Another important finding of our study is that 19 lesions (38.8%) showed a response at t1 follow up; 23 lesions (46.9%) showed a response at t2 follow up and 3 lesions (6%) showed a response at T3 follow‐up. This confirms that the best response to intralesional steroids is after the first 2 doses, and that the failure to achieve a complete response after 3 doses should lead to a change in therapeutic strategy. This is in line with the results reported by García‐Martínez et al. confirming that the timing of steroid infiltrations and the creation of standardized therapeutic protocols are essential for the clinical improvement of treated patients.

HFUS assessment of lesions before and after steroid infiltration has proven to improve the accuracy of skin lesion depth measurement, supporting diagnosis, staging, treatment plan and monitoring of treatment response. , , UHFUS detects lesions <0.1 mm and small fluid collections with a better differentiation among HS lesions, thus improving patient monitoring. Our data confirm that UHFUS is really useful in baseline assessment, in treatment planning, in managing the infiltration phases and in monitoring of treatment response. The use of UHFUS enabled us also to select non fibrotic scarring fistulae, according to the Ultrasonographic Classification of Fistulous Structures, with a better chance of responding to medical therapy and reducing surgery, which is instead recommended when there is scarring tissue. , With UHFUS we were also able to assess edema and Color–Doppler vascularization, obtaining an important indication of the HS lesions' inflammation and treatment response.

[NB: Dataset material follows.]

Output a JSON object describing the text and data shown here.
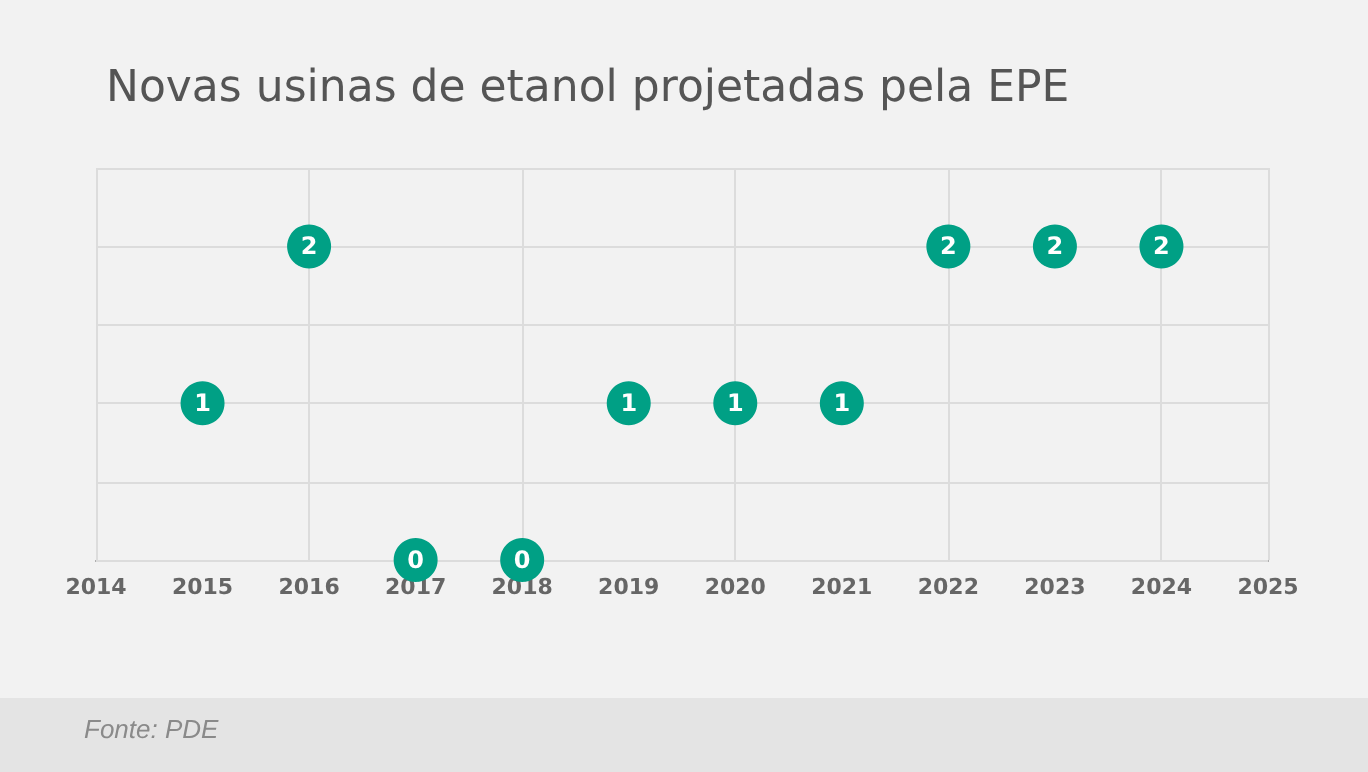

In addition, being able to detect small fluid collections even in clinically stable lesions (repeating the steroid infiltration monthly until the achievement of a clinical and ultrasound response) led to a complete clinical remission after 90 days in 70.4% of patients. This was shown by the long‐term follow‐up data confirming a statistically significant reduction in VAS‐pain, DLQI, HS‐PGA, edema and Color–Doppler signals. The variable non‐statistically significant increase in mSartorius and HSSI scores could be because both scores are systemic and less focused on individual lesions, therefore they reflect the progression of the disease observed in five people who switched to systemic or biologic therapy.

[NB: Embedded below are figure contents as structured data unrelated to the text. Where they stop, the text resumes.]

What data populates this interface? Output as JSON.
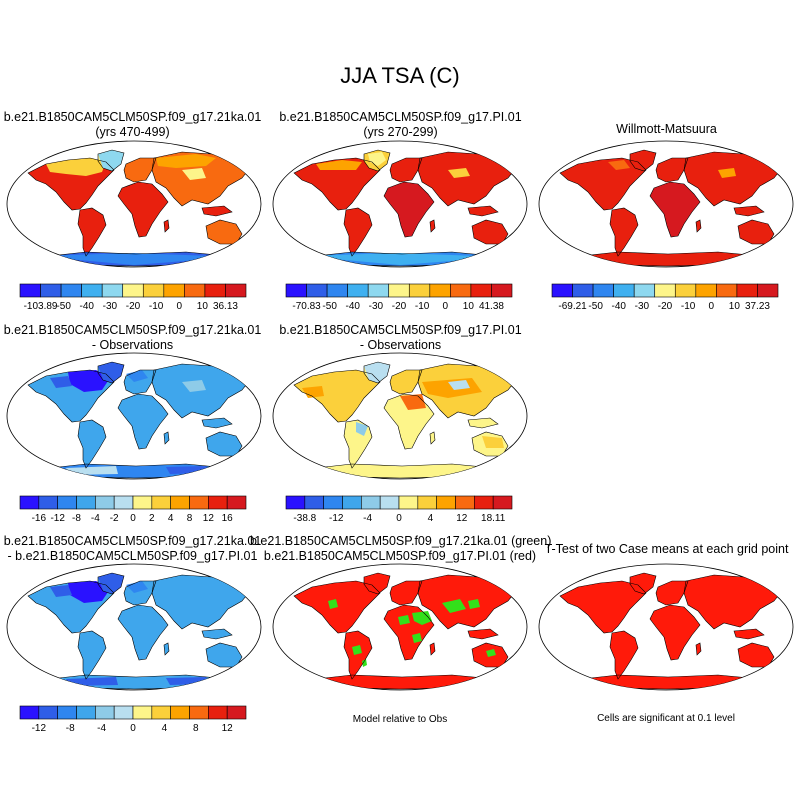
{
  "figure": {
    "title": "JJA TSA (C)"
  },
  "palettes": {
    "abs": [
      "#2a12ff",
      "#2f5ee8",
      "#2f86f0",
      "#3fb0f0",
      "#8ed8ef",
      "#fdf58a",
      "#fbd03b",
      "#fda300",
      "#f86a10",
      "#e8200e",
      "#d6191f"
    ],
    "diff": [
      "#2a12ff",
      "#2f5ee8",
      "#2f86f0",
      "#3fa6ec",
      "#8ecbe8",
      "#b9dff0",
      "#fdf58a",
      "#fbd03b",
      "#fda300",
      "#f86a10",
      "#e8200e",
      "#d6191f"
    ],
    "sig_green": "#33e01a",
    "sig_red": "#ff1a0a",
    "coast": "#000000"
  },
  "chart_data": [
    {
      "type": "heatmap",
      "id": "p1",
      "title_line1": "b.e21.B1850CAM5CLM50SP.f09_g17.21ka.01",
      "title_line2": "(yrs 470-499)",
      "field": {
        "min": -103.89,
        "max": 36.13
      },
      "colorbar": {
        "ticks": [
          "-103.89",
          "-50",
          "-40",
          "-30",
          "-20",
          "-10",
          "0",
          "10",
          "36.13"
        ],
        "n_colors": 11
      }
    },
    {
      "type": "heatmap",
      "id": "p2",
      "title_line1": "b.e21.B1850CAM5CLM50SP.f09_g17.PI.01",
      "title_line2": "(yrs 270-299)",
      "field": {
        "min": -70.83,
        "max": 41.38
      },
      "colorbar": {
        "ticks": [
          "-70.83",
          "-50",
          "-40",
          "-30",
          "-20",
          "-10",
          "0",
          "10",
          "41.38"
        ],
        "n_colors": 11
      }
    },
    {
      "type": "heatmap",
      "id": "p3",
      "title_line1": "Willmott-Matsuura",
      "title_line2": "",
      "field": {
        "min": -69.21,
        "max": 37.23
      },
      "colorbar": {
        "ticks": [
          "-69.21",
          "-50",
          "-40",
          "-30",
          "-20",
          "-10",
          "0",
          "10",
          "37.23"
        ],
        "n_colors": 11
      }
    },
    {
      "type": "heatmap",
      "id": "p4",
      "title_line1": "b.e21.B1850CAM5CLM50SP.f09_g17.21ka.01",
      "title_line2": "- Observations",
      "field": {
        "min": -16,
        "max": 16
      },
      "colorbar": {
        "ticks": [
          "-16",
          "-12",
          "-8",
          "-4",
          "-2",
          "0",
          "2",
          "4",
          "8",
          "12",
          "16"
        ],
        "n_colors": 12
      }
    },
    {
      "type": "heatmap",
      "id": "p5",
      "title_line1": "b.e21.B1850CAM5CLM50SP.f09_g17.PI.01",
      "title_line2": "- Observations",
      "field": {
        "min": -38.8,
        "max": 18.11
      },
      "colorbar": {
        "ticks": [
          "-38.8",
          "-12",
          "-4",
          "0",
          "4",
          "12",
          "18.11"
        ],
        "n_colors": 12
      }
    },
    {
      "type": "heatmap",
      "id": "p7",
      "title_line1": "b.e21.B1850CAM5CLM50SP.f09_g17.21ka.01",
      "title_line2": "- b.e21.B1850CAM5CLM50SP.f09_g17.PI.01",
      "field": {
        "min": -12,
        "max": 12
      },
      "colorbar": {
        "ticks": [
          "-12",
          "-8",
          "-4",
          "0",
          "4",
          "8",
          "12"
        ],
        "n_colors": 12
      }
    },
    {
      "type": "heatmap",
      "id": "p8",
      "title_line1": "b.e21.B1850CAM5CLM50SP.f09_g17.21ka.01 (green)",
      "title_line2": "b.e21.B1850CAM5CLM50SP.f09_g17.PI.01 (red)",
      "caption": "Model relative to Obs"
    },
    {
      "type": "heatmap",
      "id": "p9",
      "title_line1": "T-Test of two Case means at each grid point",
      "title_line2": "",
      "caption": "Cells are significant at 0.1 level"
    }
  ]
}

The strengths of the study include the prospective design, the use of UHFUS in addition to a clinical assessment, the different types of inflammatory lesions included and the medium‐term follow up period. The limitations of the study are the small sample size, open sample size and lack of a control group.

CONCLUSIONS

Intralesional steroids are safe and effective in patients with ≤3 acute lesions that are not responsive to topical therapy, and can stop the evolution of acute lesions in chronic lesions, thus avoiding the use of systemic antibiotics. This treatment could be used as a therapeutic alternative to deroofing/laser/local excision in mild or moderate disease but also to manage acute flares in addition to systemic antibiotics or biological therapy in moderate or severe disease stages. In our experience, the 1:2 dilution gives better results than the 1:4 dilution with the same safety profile. Checking the correct position of the needle inside the lesion with the probe enables higher drug doses to be used, thus maximizing the results with a minimal risk of adverse events such as atrophy.

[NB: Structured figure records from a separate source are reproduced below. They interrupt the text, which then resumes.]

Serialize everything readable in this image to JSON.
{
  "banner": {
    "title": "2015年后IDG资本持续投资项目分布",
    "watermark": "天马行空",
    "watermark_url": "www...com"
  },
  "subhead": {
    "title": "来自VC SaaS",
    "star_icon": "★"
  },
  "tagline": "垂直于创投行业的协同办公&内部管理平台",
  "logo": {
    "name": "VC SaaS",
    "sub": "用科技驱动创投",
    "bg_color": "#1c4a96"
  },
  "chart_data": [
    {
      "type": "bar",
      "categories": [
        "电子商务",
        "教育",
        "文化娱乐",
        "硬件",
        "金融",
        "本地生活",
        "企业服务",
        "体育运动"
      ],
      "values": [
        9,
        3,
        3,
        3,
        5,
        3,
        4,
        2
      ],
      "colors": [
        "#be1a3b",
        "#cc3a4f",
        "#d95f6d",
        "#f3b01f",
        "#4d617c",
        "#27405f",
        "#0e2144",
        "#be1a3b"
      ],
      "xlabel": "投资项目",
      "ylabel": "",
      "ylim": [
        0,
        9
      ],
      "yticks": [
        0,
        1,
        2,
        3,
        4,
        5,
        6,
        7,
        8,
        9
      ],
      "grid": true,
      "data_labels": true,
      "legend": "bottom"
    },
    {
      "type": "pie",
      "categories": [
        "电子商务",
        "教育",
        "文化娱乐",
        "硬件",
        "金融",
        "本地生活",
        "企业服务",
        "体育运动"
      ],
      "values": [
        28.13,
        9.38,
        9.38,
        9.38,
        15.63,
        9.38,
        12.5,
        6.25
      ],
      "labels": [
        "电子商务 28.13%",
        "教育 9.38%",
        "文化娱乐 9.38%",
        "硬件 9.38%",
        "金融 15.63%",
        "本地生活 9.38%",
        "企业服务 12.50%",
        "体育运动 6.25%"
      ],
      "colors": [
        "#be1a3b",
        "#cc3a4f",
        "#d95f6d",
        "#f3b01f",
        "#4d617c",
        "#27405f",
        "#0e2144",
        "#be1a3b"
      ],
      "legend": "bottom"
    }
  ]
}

Long‐term, multicenter, prospective, large cohort‐based studies with control groups are needed in order to compare ultrasound guided injections with the standard procedure, to confirm the advantages of a more precise and controlled technique and to standardize the methodology.

AUTHOR CONTRIBUTIONS

Michela Iannone, Teresa Oranges, Lorenzo Balderi, Bianca Benedetta Benincasa, Saverio Vitali, Giulia Tonini, Riccardo Morganti, and Giulia Davini contributed to the conception and design, acquisition of data, analysis and interpretation of data. Valentina Dini, Agata Janowska, and Marco Romanelli were involved in drafting the manuscript and revising it critically for important intellectual content.

ETHICS STATEMENT

Reviewed and approved by the Institutional Ethics Committee with protocol code SUS1‐AD ASTRA.